Juan José Saer
Le Tour complet : Le Retour à l'origine
Seuil, 2009

Par Perrine Guéguen


Juan José Saer (Santa Fe, 1937 - Paris, 2005), écrivain argentin originaire de la région du Paranà, obtient une bourse d’études pour se rendre en France en 1968, peu avant le début de la dictature. Parisien d’adoption, il le restera jusqu’à la fin de ses jours, même lorsqu’il enseignera la littérature hispano-américaine à l’université de Rennes.
L’originalité de son œuvre réside dans la qualité de sa prose aux accents poétiques et philosophiques : elle nous parle de l’Homme et de son problématique rapport au réel. Amateur du Nouveau Roman sans y adhérer, Saer s’inspire beaucoup du poète Juan L. Ortiz, ami et maître à penser de sa jeunesse, mais aussi de ses avides lectures – littératures « universelles » anglaise, américaine, et française, entre autres. Malgré l’impressionnante vividité de son écriture, l’œuvre de cet écrivain atypique reste encore méconnue de la critique française et je prends un malin plaisir à penser que les lecteurs du Diable et moi-même faisons partie de ces happy few qui pourront reconnaître, avant la lettre, le talent où il est.

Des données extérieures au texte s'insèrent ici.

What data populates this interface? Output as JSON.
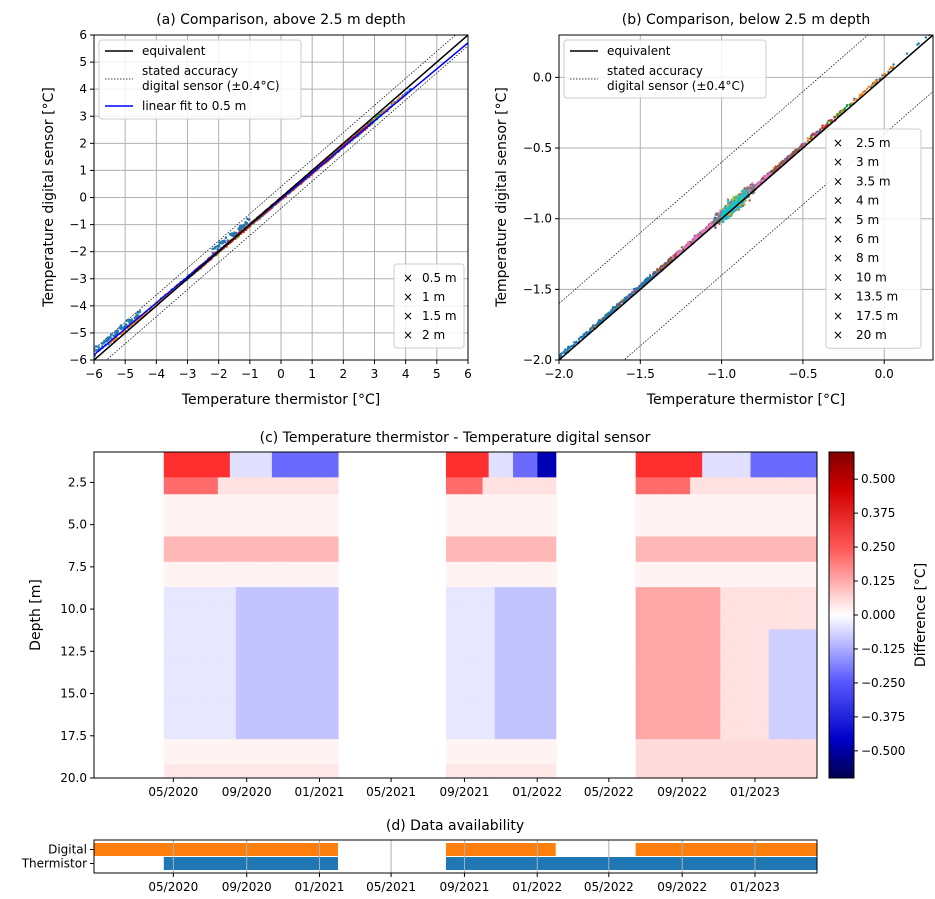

Le Tour complet, paru aux éditions du Seuil dans l’excellente traduction de Philippe Bataillon, est un roman de jeunesse qui referme un cycle. Pendant deux jours et deux nuits, les deux protagonistes, César Rey et Pancho Expósito vivent des histoires similaires. Le premier est un écrivain désabusé et sans scrupules. Amant de la femme de son meilleur ami : la trahison est consommée et il est sur le point de « quitter » la ville. Le second, Pancho, est un jeune professeur de lettres insomniaque qui se sait incapable d’aimer. Leurs existences sont peintes avec une touche de pessimisme grinçant sans jamais tomber dans le dramatisme. Tous deux sont tourmentés et amers. Leurs caractères se reflètent et convergent lors de l’asado final, scène qui constituera un leitmotiv de l’œuvre saerienne. Les dialogues à l’ironie corrosive laissent entrevoir quelques épiphanies. Les personnages parviennent toujours à s’en sortir, pour trouver dans la parole une possible échappatoire. Passionnés de littérature, ils posent, au travers de leurs discussions, une question essentielle : qu’est-ce que l’objet littéraire, comment écrire, comment être écrivain ? Le texte reflète une préoccupation qui est au centre de la littérature de notre temps : « Il faut organiser...une structure...équivalente...à la structure de la vie. »
L’explicite du titre surprend : chez Saer, tout fait sens. En effet, l’ouvrage est divisé en deux parties qui renvoient au titre du livre de manière différente : en explorant le territoire intérieur du cercle au travers de « La trace de l’aigle », et l’extérieur dans « Autour du cercle ». César Rey refermerait le cercle dans un premier temps – cercle d’amis, cercle de l’éternel retour des mêmes motifs. Tandis que « Autour du cercle » donne à penser la possibilité d’une ouverture. Les cheminements incessants des personnages dans la ville délimitent un territoire qui se veut clos : le « tour complet ». La narration annonce « en avoir fait le tour » : il est temps de passer à une étape plus mature de l’écriture saerienne. Pourtant, dans son œuvre, les personnages reviendront à Santa Fe, comme en un retour inévitable.
Plus de cinquante ans après sa première publication, ce livre évoque l’impétuosité de la jeunesse. Derrière la révolte apparaît la désillusion. Car un monde dans lequel les hommes ne peuvent plus croire en rien, semble désormais impossible à appréhender. « À vingt ans, on se demande sans arrêt “À quoi bon ?”, et d’une manière ou d’une autre, on vit, parce qu’au fond on ressent quelque chose qui est comme de la honte de son propre besoin d’absolu. Pourquoi faudrait-il avoir honte d’avoir besoin d’une réponse absolue à une question absolue ? ». Le Tour complet est un livre qui permet de s’initier à la poétique de Saer. Et ce n’est pas par hasard s’il choisit d’achever sa série de romans de jeunesse – de compléter son tour, pourrait-on dire – sur les rives du Paràna, rives qu’il ne cessera d’évoquer par la suite, tout au long de son œuvre.